A Light On the Past

Walking into the cool shade of Ghar Dalam from the bright spring sunshine outside might send a shiver down your spine: here, inside the depths of this ancient cave – whose name means the Cave of Darkness – was found the earliest evidence of human settlement in the Maltese islands, shining a flickering light on the islands’ mysterious past.
First excavated in 1865 by Professor Arturo Issel, an Italian geologist in search of Neanderthal Man in Malta, the cave yielded layers of fossils from as early as 500,000 years ago to less than 10,000 years ago, when the first signs of human presence in Malta were discovered.
As archaeologists dug in the solidified mud they passed through several layers, each of which was like a journey into the mysterious past that took them further and further back in time.

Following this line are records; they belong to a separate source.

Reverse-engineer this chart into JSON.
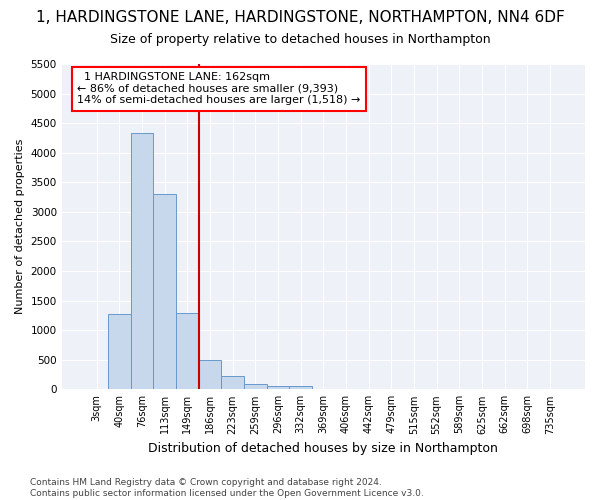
{
  "title_line1": "1, HARDINGSTONE LANE, HARDINGSTONE, NORTHAMPTON, NN4 6DF",
  "title_line2": "Size of property relative to detached houses in Northampton",
  "xlabel": "Distribution of detached houses by size in Northampton",
  "ylabel": "Number of detached properties",
  "footnote": "Contains HM Land Registry data © Crown copyright and database right 2024.\nContains public sector information licensed under the Open Government Licence v3.0.",
  "bin_labels": [
    "3sqm",
    "40sqm",
    "76sqm",
    "113sqm",
    "149sqm",
    "186sqm",
    "223sqm",
    "259sqm",
    "296sqm",
    "332sqm",
    "369sqm",
    "406sqm",
    "442sqm",
    "479sqm",
    "515sqm",
    "552sqm",
    "589sqm",
    "625sqm",
    "662sqm",
    "698sqm",
    "735sqm"
  ],
  "bar_heights": [
    0,
    1270,
    4330,
    3300,
    1290,
    490,
    220,
    90,
    60,
    50,
    0,
    0,
    0,
    0,
    0,
    0,
    0,
    0,
    0,
    0,
    0
  ],
  "bar_color": "#c8d8ec",
  "bar_edge_color": "#6699cc",
  "annotation_text": "  1 HARDINGSTONE LANE: 162sqm\n← 86% of detached houses are smaller (9,393)\n14% of semi-detached houses are larger (1,518) →",
  "annotation_box_facecolor": "white",
  "annotation_box_edgecolor": "red",
  "vline_color": "#cc0000",
  "vline_x": 4.5,
  "ylim": [
    0,
    5500
  ],
  "yticks": [
    0,
    500,
    1000,
    1500,
    2000,
    2500,
    3000,
    3500,
    4000,
    4500,
    5000,
    5500
  ],
  "background_color": "#ffffff",
  "plot_bg_color": "#eef2f8",
  "grid_color": "#ffffff",
  "title1_fontsize": 11,
  "title2_fontsize": 9,
  "xlabel_fontsize": 9,
  "ylabel_fontsize": 8,
  "tick_fontsize": 7,
  "footnote_fontsize": 6.5
}
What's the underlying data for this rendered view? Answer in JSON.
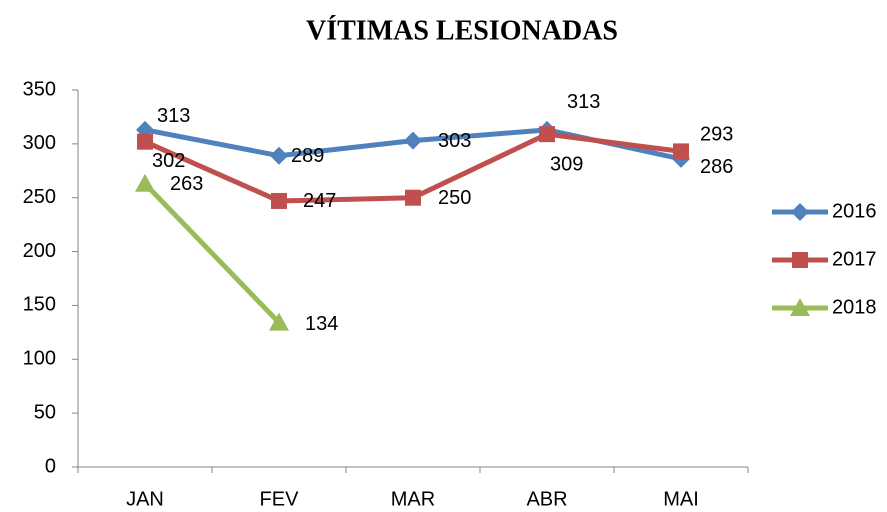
{
  "chart_data": {
    "type": "line",
    "title": "VÍTIMAS LESIONADAS",
    "categories": [
      "JAN",
      "FEV",
      "MAR",
      "ABR",
      "MAI"
    ],
    "series": [
      {
        "name": "2016",
        "color": "#4f81bd",
        "marker": "diamond",
        "values": [
          313,
          289,
          303,
          313,
          286
        ]
      },
      {
        "name": "2017",
        "color": "#c0504d",
        "marker": "square",
        "values": [
          302,
          247,
          250,
          309,
          293
        ]
      },
      {
        "name": "2018",
        "color": "#9bbb59",
        "marker": "triangle",
        "values": [
          263,
          134,
          null,
          null,
          null
        ]
      }
    ],
    "ylim": [
      0,
      350
    ],
    "yticks": [
      0,
      50,
      100,
      150,
      200,
      250,
      300,
      350
    ],
    "grid": false,
    "legend": "right",
    "data_labels": true
  }
}
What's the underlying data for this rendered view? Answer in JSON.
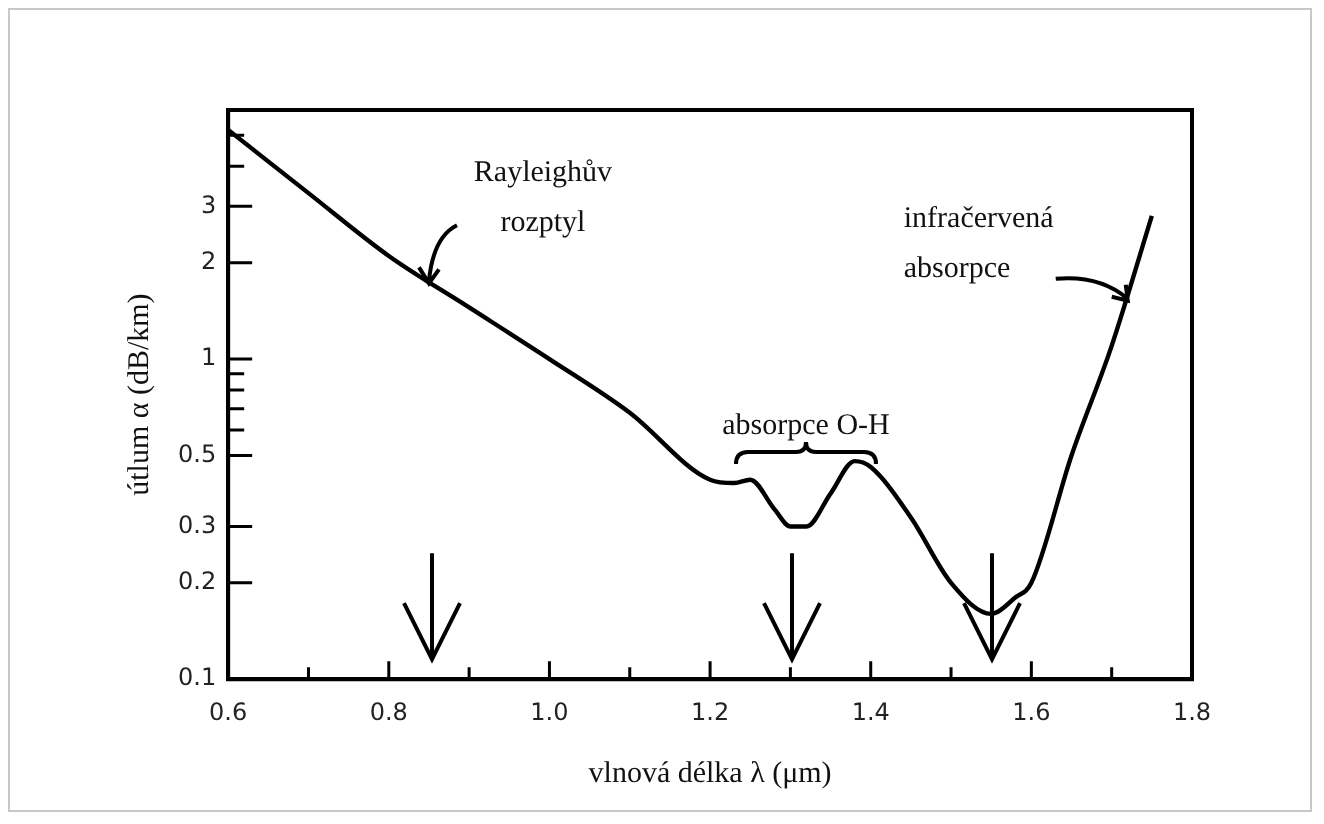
{
  "chart_data": {
    "type": "line",
    "xlabel": "vlnová délka λ (μm)",
    "ylabel": "útlum α (dB/km)",
    "x": [
      0.6,
      0.7,
      0.8,
      0.9,
      1.0,
      1.1,
      1.2,
      1.23,
      1.25,
      1.28,
      1.3,
      1.32,
      1.35,
      1.38,
      1.4,
      1.45,
      1.5,
      1.55,
      1.58,
      1.6,
      1.65,
      1.7,
      1.75
    ],
    "series": [
      {
        "color": "#000000",
        "values": [
          5.2,
          3.3,
          2.1,
          1.45,
          1.0,
          0.68,
          0.42,
          0.41,
          0.42,
          0.34,
          0.3,
          0.3,
          0.38,
          0.48,
          0.46,
          0.32,
          0.2,
          0.16,
          0.18,
          0.2,
          0.5,
          1.1,
          2.8
        ]
      }
    ],
    "xlim": [
      0.6,
      1.8
    ],
    "xticks": [
      0.6,
      {
        "value": 0.7,
        "label": null
      },
      0.8,
      {
        "value": 0.9,
        "label": null
      },
      {
        "value": 1.0,
        "label": "1.0"
      },
      {
        "value": 1.1,
        "label": null
      },
      1.2,
      {
        "value": 1.3,
        "label": null
      },
      1.4,
      {
        "value": 1.5,
        "label": null
      },
      1.6,
      {
        "value": 1.7,
        "label": null
      },
      1.8
    ],
    "log": "y",
    "ylim": [
      0.1,
      6
    ],
    "yticks": [
      0.1,
      0.2,
      0.3,
      0.5,
      {
        "value": 0.6,
        "label": null
      },
      {
        "value": 0.7,
        "label": null
      },
      {
        "value": 0.8,
        "label": null
      },
      {
        "value": 0.9,
        "label": null
      },
      1,
      2,
      3,
      {
        "value": 4,
        "label": null
      },
      {
        "value": 5,
        "label": null
      }
    ],
    "annotations": [
      {
        "text": "Rayleighův\nrozptyl",
        "x": 0.85,
        "y": 1.7
      },
      "absorpce O-H",
      {
        "text": "infračervená\nabsorpce",
        "x": 1.72,
        "y": 1.5
      }
    ],
    "marker": "none",
    "line_style": "solid",
    "grid": false,
    "legend": false
  }
}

The lowermost layers, more than 500,000 years old, contained the fossil bones of dwarf elephants, hippopotami, micro-mammals and birds. Above the pebble layer that follows, is the so-called “deer” layer, dated to around 18,000 years ago. The top layer, or “cultural layer”, dates to less than 10,000 years and holds evidence of the first humans on the island.

The Ghar Dalam Museum is divided into two sections: a modern didactic part in which one finds information about the cave, and the “Old Museum” which was kept as an example of a Victorian style museum in which hundreds of semi-fossilised bones are mounted on wooden boards without any explanations. “The Old Museum” was opened in 1933 while the new didactic museum was inaugurated in 2002.
Considered to be one of the oldest caves in the Maltese islands, Ghar Dalam was formed at a time when the climate was milder and much wetter. Water from heavy rainfalls formed the many valleys, underground caverns and caves that are characteristic of the Maltese islands. Ghar Dalam was formed by the action of rushing waters that eroded the soft limestone forming a long tube. An overlaying river running down towards the sea gradually ate its way into, through, and well beyond the subterranean tunnel, ultimately reaching the level of the present valley bed. The two ends of the tunnel were therefore left perched high on either side of the valley. One end is now Ghar Dalam, while the opposite end is known simply as “the Second Cave”.
The overflowing river, running at right angles to the tunnel, gradually “ate” its way deeper and deeper into the limestone until it reached the tunnel’s roof and breached it. This formation of the cave happened in the early periods of the Ice Age, but the collapse of the cave’s roof happened at much the same time when herds of hippopotami and elephants roamed the island. When the tunnel roof collapsed, carcasses of dead animals, dismembered skeletal parts and other debris dragged by the river were sucked into the tunnel and deposited within.
Ghar Dalam is also an important archaeological site because in it were found the first signs of human activity on the Maltese islands. Apart from pottery dating back to 5,200BC, human remains were found inside the cave.